Related documentation:
- JSON Schema Reference - Complete JSON export format specification
- Server Metrics Reference - Metric definitions by backend (vLLM, SGLang, TRT-LLM, Dynamo)
- Parquet Schema Reference - Raw time-series data schema
Quick examples:
Statistics by Metric Type
Now that you understand the output formats, let’s examine how statistics are structured within each metric type.
Statistics are nested under a stats field within each series item. All metrics use the stats format for consistent API access.
Gauge (point-in-time values)
Statistics: avg, min, max, std, p1, p5, p10, p25, p50, p75, p90, p95, p99
Gauge percentiles are computed from actual collected samples (not estimated from buckets).
Counter (cumulative totals)
Statistics: total, rate, and when --slice-duration is set: rate_avg, rate_min, rate_max, rate_std
total: Change during profiling period (uses last pre-profiling sample as reference)rate: Increase per second (total/duration)- Counter resets are detected and handled (negative deltas → total = 0)
Histogram (distributions)
Statistics (stats): count, count_rate, sum, sum_rate, avg, p1_estimate, p5_estimate, p10_estimate, p25_estimate, p50_estimate, p75_estimate, p90_estimate, p95_estimate, p99_estimate
Series-level field: buckets (per-bucket delta counts, not cumulative)

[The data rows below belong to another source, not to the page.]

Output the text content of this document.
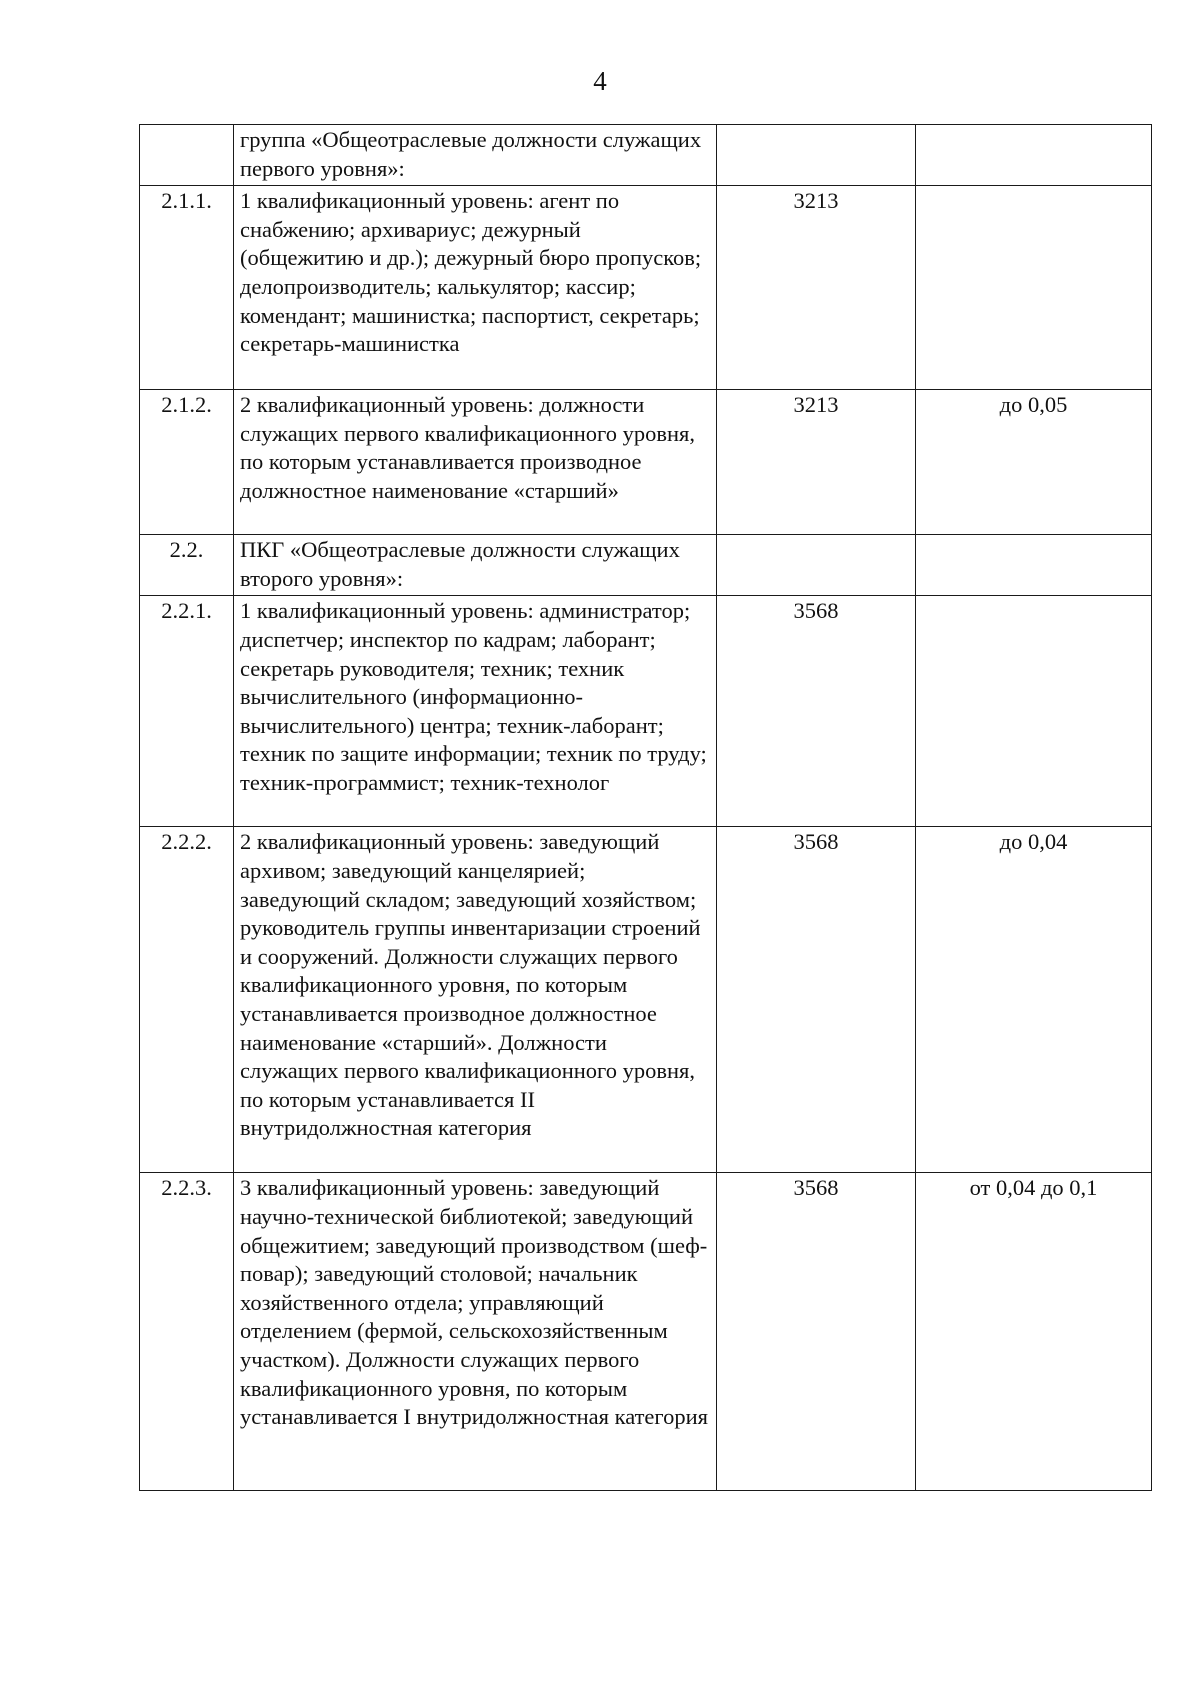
4
	группа «Общеотраслевые должности служащих первого уровня»:		
2.1.1.	1 квалификационный уровень: агент по снабжению; архивариус; дежурный (общежитию и др.); дежурный бюро пропусков; делопроизводитель; калькулятор; кассир; комендант; машинистка; паспортист, секретарь; секретарь-машинистка	3213	
2.1.2.	2 квалификационный уровень: должности служащих первого квалификационного уровня, по которым устанавливается производное должностное наименование «старший»	3213	до 0,05
2.2.	ПКГ «Общеотраслевые должности служащих второго уровня»:		
2.2.1.	1 квалификационный уровень: администратор; диспетчер; инспектор по кадрам; лаборант; секретарь руководителя; техник; техник вычислительного (информационно-вычислительного) центра; техник-лаборант; техник по защите информации; техник по труду; техник-программист; техник-технолог	3568	
2.2.2.	2 квалификационный уровень: заведующий архивом; заведующий канцелярией; заведующий складом; заведующий хозяйством; руководитель группы инвентаризации строений и сооружений. Должности служащих первого квалификационного уровня, по которым устанавливается производное должностное наименование «старший». Должности служащих первого квалификационного уровня, по которым устанавливается II внутридолжностная категория	3568	до 0,04
2.2.3.	3 квалификационный уровень: заведующий научно-технической библиотекой; заведующий общежитием; заведующий производством (шеф-повар); заведующий столовой; начальник хозяйственного отдела; управляющий отделением (фермой, сельскохозяйственным участком). Должности служащих первого квалификационного уровня, по которым устанавливается I внутридолжностная категория	3568	от 0,04 до 0,1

avg(sum/count) is exact- Percentiles are estimates from bucket interpolation
Prometheus Summary metrics are not supported. Summary quantiles are computed cumulatively over the entire server lifetime, making them unsuitable for benchmark-specific analysis. Major LLM inference servers (vLLM, SGLang, TRT-LLM, Dynamo) use Histograms instead, which allow period-specific percentile estimation.
Timesliced Statistics
When configured with --slice-duration, AIPerf computes windowed statistics over fixed time intervals. Each series includes a timeslices array with per-window statistics:
- Gauges: Each timeslice contains
avg,min,max - Counters: Each timeslice contains
total,rate - Histograms: Each timeslice contains
count,sum,avg,buckets
Partial timeslices (at the end of the collection period) are marked with is_complete: false and excluded from aggregate statistics (e.g., rate_avg, rate_min) to ensure fair comparison. Individual timeslice data includes both complete and partial slices for data completeness.
Labeled Metrics
Prometheus metrics with labels (e.g., model, status) are aggregated separately for each unique label combination. When collecting from multiple endpoints, series are merged together with each tagged by endpoint_url.
Unit Inference
AIPerf automatically infers units from metric names and descriptions using standard Prometheus conventions (_seconds, _bytes, _requests, etc.). Units appear in both JSON and CSV exports. The unit field is optional—if no unit can be inferred, it’s omitted.